Emmanuel Macron pourra compter sur une majorité pléthorique mais peu légitime, à l’issue d’un scrutin marqué par l’abstention.

De la victoire au triomphe ? Sans attendre que tous les résultats du premier tour soient déjà connus, instituts de sondage et commentateurs étaient unanimes dimanche soir à prédire un raz-de-marée de députés macronistes à l’Assemblée nationale le 18 juin. L’implacable logique du scrutin uninominal à deux tours et le positionnement central des candidats des mouvements d’Emmanuel Macron et de François Bayrou concourent à rendre cette issue hautement probable après ce premier tour qui a vu les candidats de la République en marche (LREM) virer en tête avec 32,32 %, devançant de près de 11 points ceux de la droite (LR-UDI-DVD), à 21,56 %. Reléguant plus loin encore le Front national (13,2 %), la France insoumise (11,02 %), le Parti socialiste (7,44 %), Europe écologie-Les Verts (3,39 %) et le Parti communiste (2,72 %). Mais ce succès n’est toutefois acquis que dans un océan d’abstention. Celle-ci atteint 51,29 % contre 42,8 % en 2012. Pour la première fois dans une élection législative, une bonne moitié des électeurs a donc boudé les urnes ou refusé de choisir – les votes blancs et nuls représentent 1,08 % des inscrits. Ce sont ainsi près de 25 millions de Français – auxquels il conviendrait d’ajouter les 11 millions de non-inscrits ou mal-inscrits sur les listes électorales – qui se sont auto-exclus du vote. La faute à la prééminence de l’élection présidentielle en regard de laquelle les législatives sont perçues comme une élection secondaire ? C’est l’explication avancée par des responsables politiques de tous bords. Depuis l’instauration du quinquennat et l’inversion du calendrier électoral, en 2002, l’abstention a bondi de 17 points, notait ainsi le communiste Pierre Laurent, dimanche soir. L’explication est toutefois un peu courte.
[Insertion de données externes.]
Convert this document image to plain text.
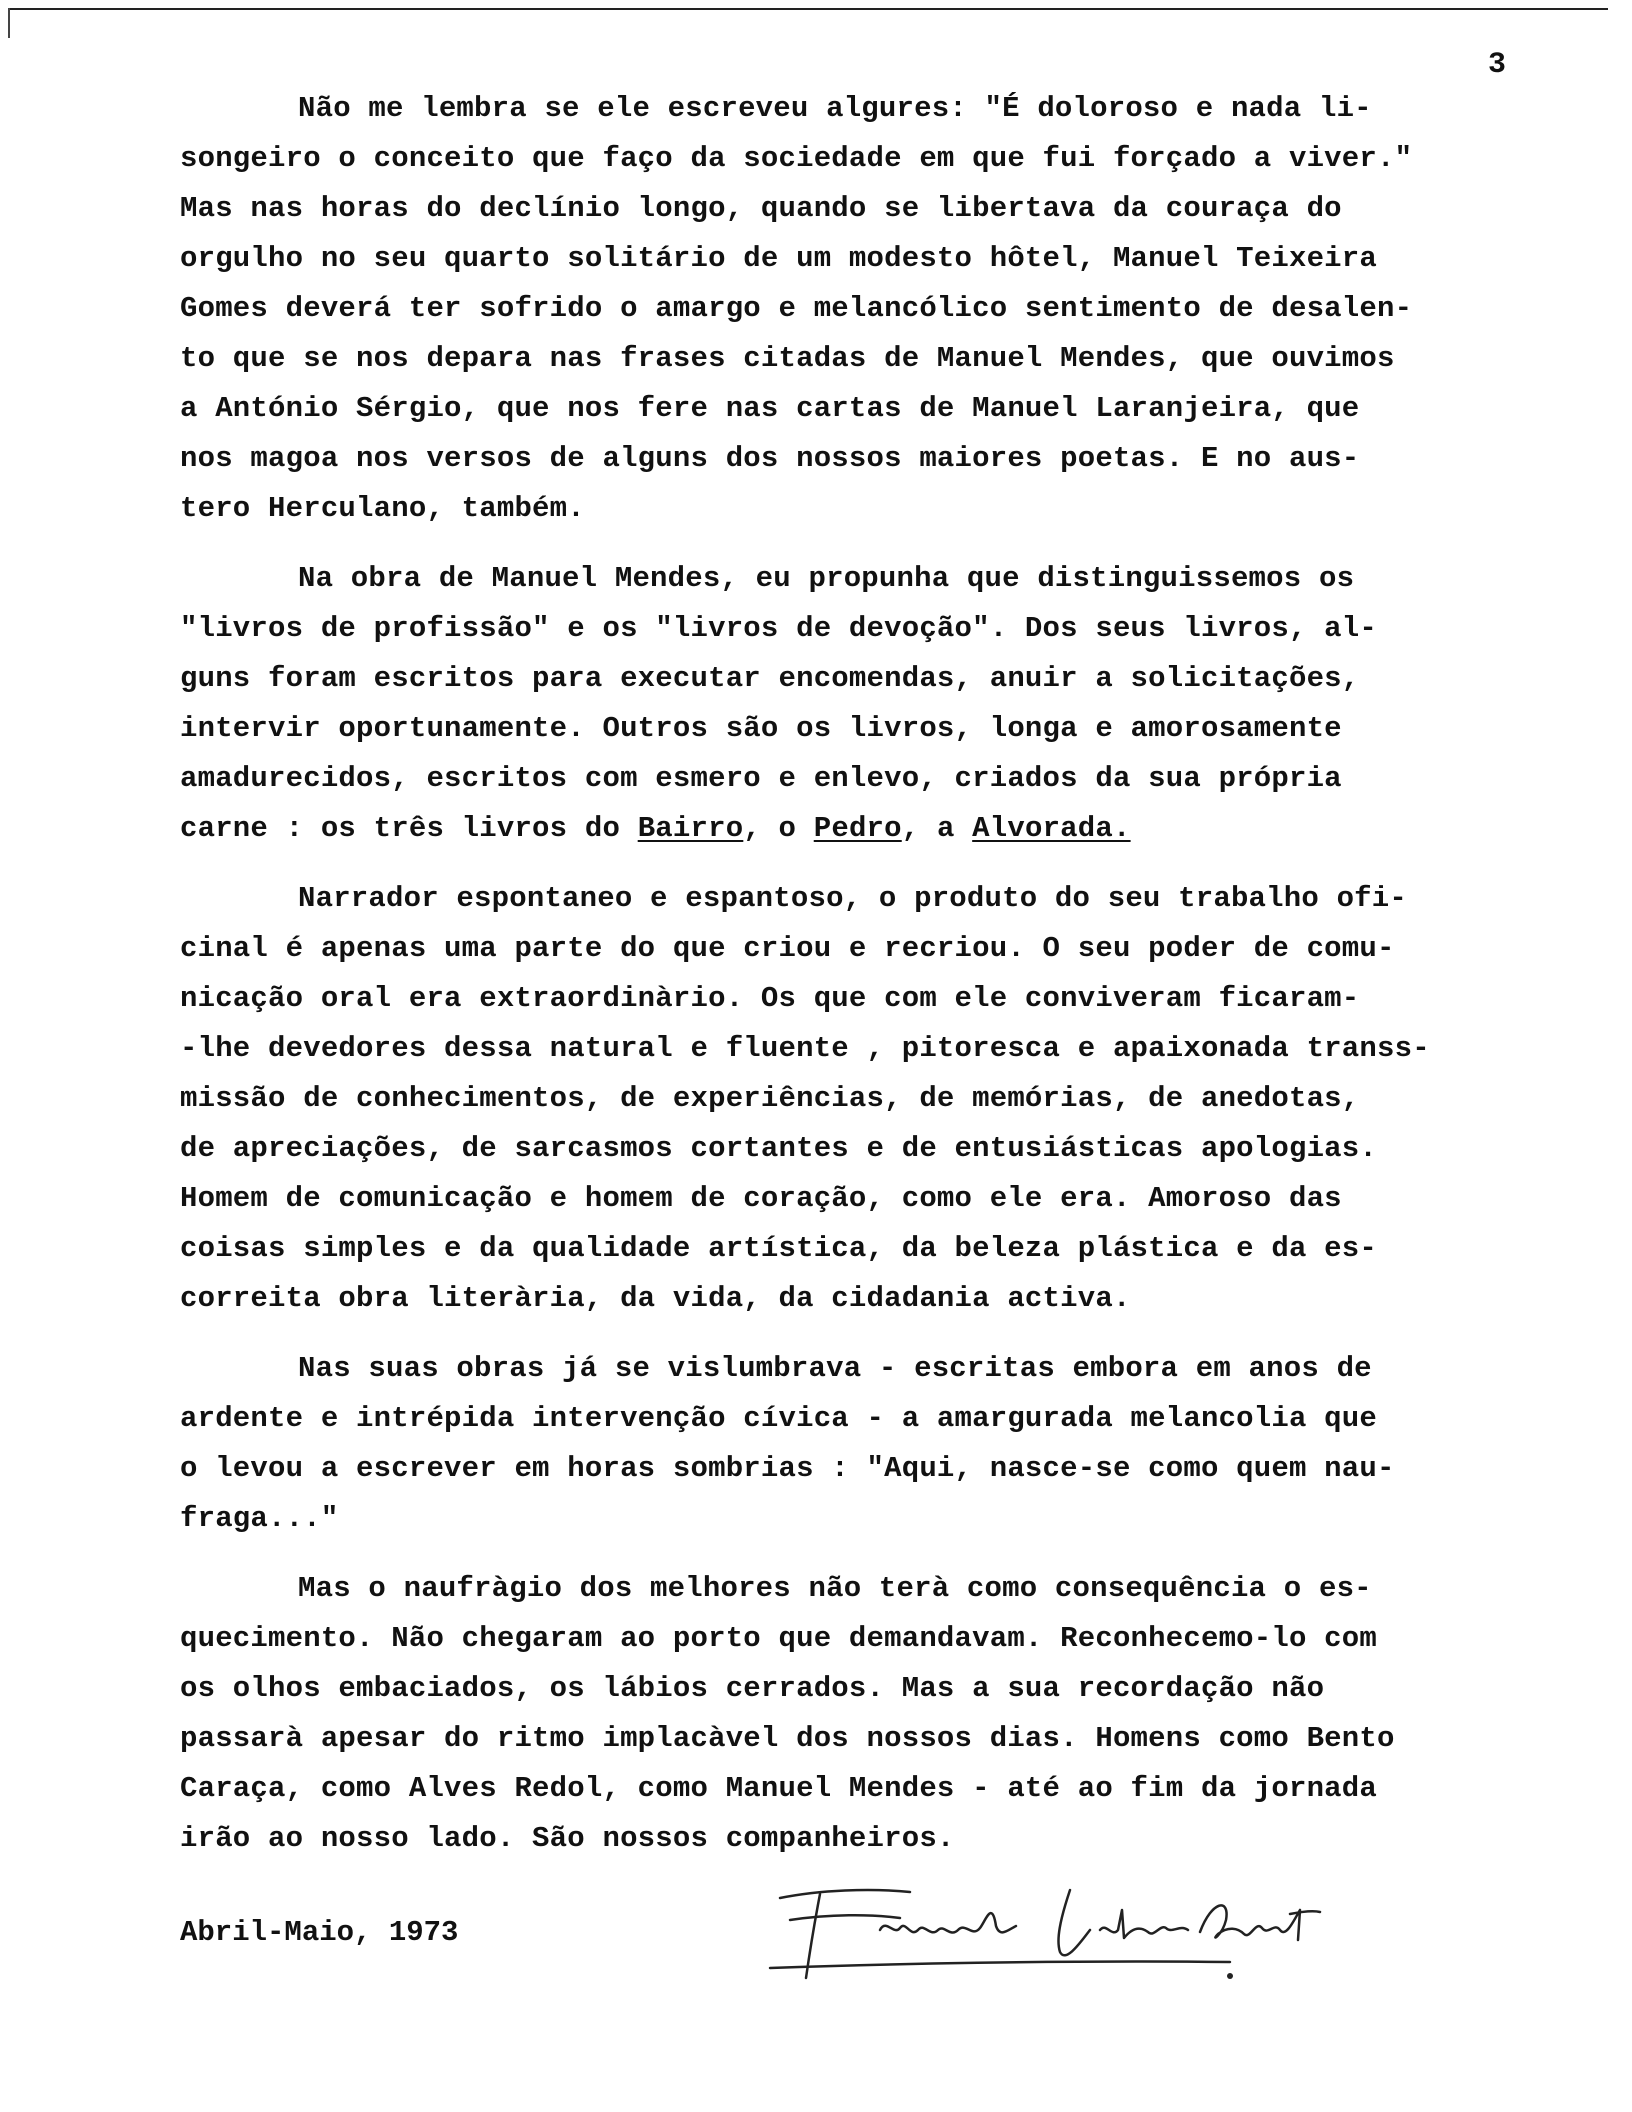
3

Não me lembra se ele escreveu algures: "É doloroso e nada li-
songeiro o conceito que faço da sociedade em que fui forçado a viver."
Mas nas horas do declínio longo, quando se libertava da couraça do
orgulho no seu quarto solitário de um modesto hôtel, Manuel Teixeira
Gomes deverá ter sofrido o amargo e melancólico sentimento de desalen-
to que se nos depara nas frases citadas de Manuel Mendes, que ouvimos
a António Sérgio, que nos fere nas cartas de Manuel Laranjeira, que
nos magoa nos versos de alguns dos nossos maiores poetas. E no aus-
tero Herculano, também.

Na obra de Manuel Mendes, eu propunha que distinguissemos os
"livros de profissão" e os "livros de devoção". Dos seus livros, al-
guns foram escritos para executar encomendas, anuir a solicitações,
intervir oportunamente. Outros são os livros, longa e amorosamente
amadurecidos, escritos com esmero e enlevo, criados da sua própria
carne : os três livros do Bairro, o Pedro, a Alvorada.

Narrador espontaneo e espantoso, o produto do seu trabalho ofi-
cinal é apenas uma parte do que criou e recriou. O seu poder de comu-
nicação oral era extraordinàrio. Os que com ele conviveram ficaram-
-lhe devedores dessa natural e fluente , pitoresca e apaixonada transs-
missão de conhecimentos, de experiências, de memórias, de anedotas,
de apreciações, de sarcasmos cortantes e de entusiásticas apologias.
Homem de comunicação e homem de coração, como ele era. Amoroso das
coisas simples e da qualidade artística, da beleza plástica e da es-
correita obra literària, da vida, da cidadania activa.

Nas suas obras já se vislumbrava - escritas embora em anos de
ardente e intrépida intervenção cívica - a amargurada melancolia que
o levou a escrever em horas sombrias : "Aqui, nasce-se como quem nau-
fraga..."

Mas o naufràgio dos melhores não terà como consequência o es-
quecimento. Não chegaram ao porto que demandavam. Reconhecemo-lo com
os olhos embaciados, os lábios cerrados. Mas a sua recordação não
passarà apesar do ritmo implacàvel dos nossos dias. Homens como Bento
Caraça, como Alves Redol, como Manuel Mendes - até ao fim da jornada
irão ao nosso lado. São nossos companheiros.

Abril-Maio, 1973
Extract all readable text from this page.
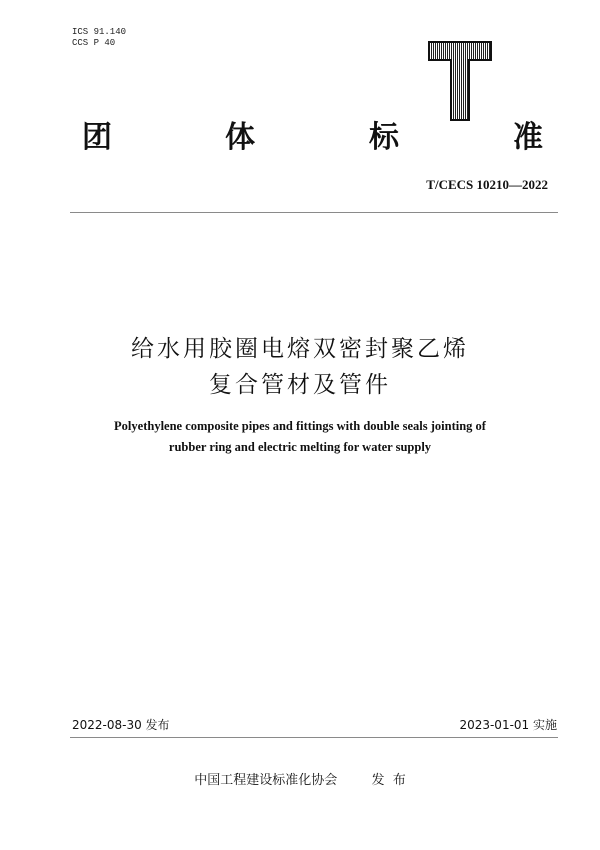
ICS 91.140
CCS P 40
团	体	标	准
T/CECS 10210—2022
给水用胶圈电熔双密封聚乙烯
复合管材及管件
Polyethylene composite pipes and fittings with double seals jointing of
rubber ring and electric melting for water supply
2022-08-30 发布	2023-01-01 实施
中国工程建设标准化协会	发  布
Car si l’élection des députés, quand elle est organisée dans la foulée d’une présidentielle – cela a été le cas en 1981 et en 1988 –, a toujours généré un surcroît d’abstention, la participation électorale aux législatives est sur un toboggan depuis 1993. Elle coïncide avec la conversion des socialistes aux politiques d’accompagnement du libéralisme et de libération de l’économie, conversion qui s’est accélérée avec le traité de Maastricht et son objectif européen d’union économique et monétaire, payé au prix fort par les catégories populaires.